Industry players don’t have adequate incentives for keeping individuals healthy. Over the past several years, regulatory efforts have been made to move the needle from “sick care” to true healthcare. A few examples:

  • The HITECH Act and its Meaningful Use program incorporated financial incentives and financial penalties depending on the success care providers achieved in utilizing electronic health records. Among the program’s objectives? Improve coordination and quality of care while reducing costs and engaging patients in their own care. [18]
  • The Patient Protection and Affordable Care Act shifted the emphasis from payment for volume to payment for value.[19] Traditionally, care providers are paid a fee for each service provided, regardless of outcome. New payment models reward providers who focus on the health outcomes of their patients and the quality of care and service their patients receive—not the number of times a service is rendered.
  • The Centers for Medicare and Medicaid Services (CMS) have also introduced payment models designed to reward outcomes. Examples include, but are not limited to, bundled payments for an episode of care or the Medicare Shared Savings Program, which allows for the creation of Accountable Care Organizations that take on the financial risk, rewards, and sometimes penalties, of coordinating care for a population.[20][21]

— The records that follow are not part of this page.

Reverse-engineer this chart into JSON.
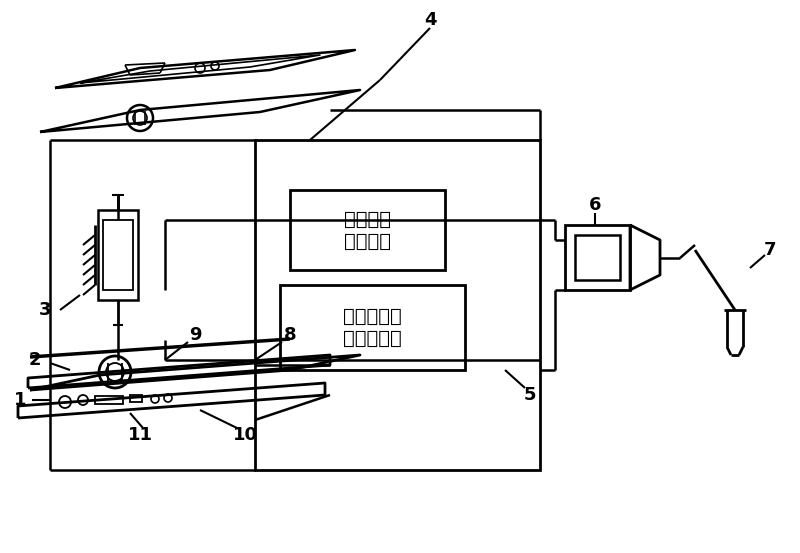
{
  "background_color": "#ffffff",
  "box1_text": "邦头控制\n驱动电路",
  "box2_text": "平台运动控\n制驱动电路",
  "label_1": "1",
  "label_2": "2",
  "label_3": "3",
  "label_4": "4",
  "label_5": "5",
  "label_6": "6",
  "label_7": "7",
  "label_8": "8",
  "label_9": "9",
  "label_10": "10",
  "label_11": "11"
}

There is still a long way to go in the shift from fee-for-service to value-based care. Other cohorts and communities who have a vested interest in an individual’s health may provide a faster path to disruption. Employers and large self-funded organizations can benefit significantly from the health of their individual employees. The increased interest in “whealth” (a portmanteau of wealth and health) management introduces life insurers and financial managers as other stakeholders who find value in the health and longevity of populations. Creative thinking from these outsiders may unleash the disruptive innovation that those within healthcare simply cannot provide.

The result of healthcare disruption.

While past performance is not a guarantee of future results, it’s almost a sure bet that the process of disruptive innovation will improve healthcare as it has for so many other industries. As new products meet consumer-driven demand, health and economic gains will spread to stakeholders and beyond.

This does not negate the role of current industry participants. In the healthcare ecosystem, hospitals, insurers, providers, and more can build off of disruptive innovation, even if they haven’t created it themselves. Established players are beginning to take ownership of innovation, in some instances creating leadership roles to help improve their product offerings.[22]

Thankfully, in the midst of disruption existing digital health services are already finding ways to deliver simplified, cost-effective care on demand. However, they can’t transform the industry alone. Smart policy, private enterprise, and continued support of entrepreneurs will be necessary for society to reap the benefits of consumer-focused healthcare in the years to come.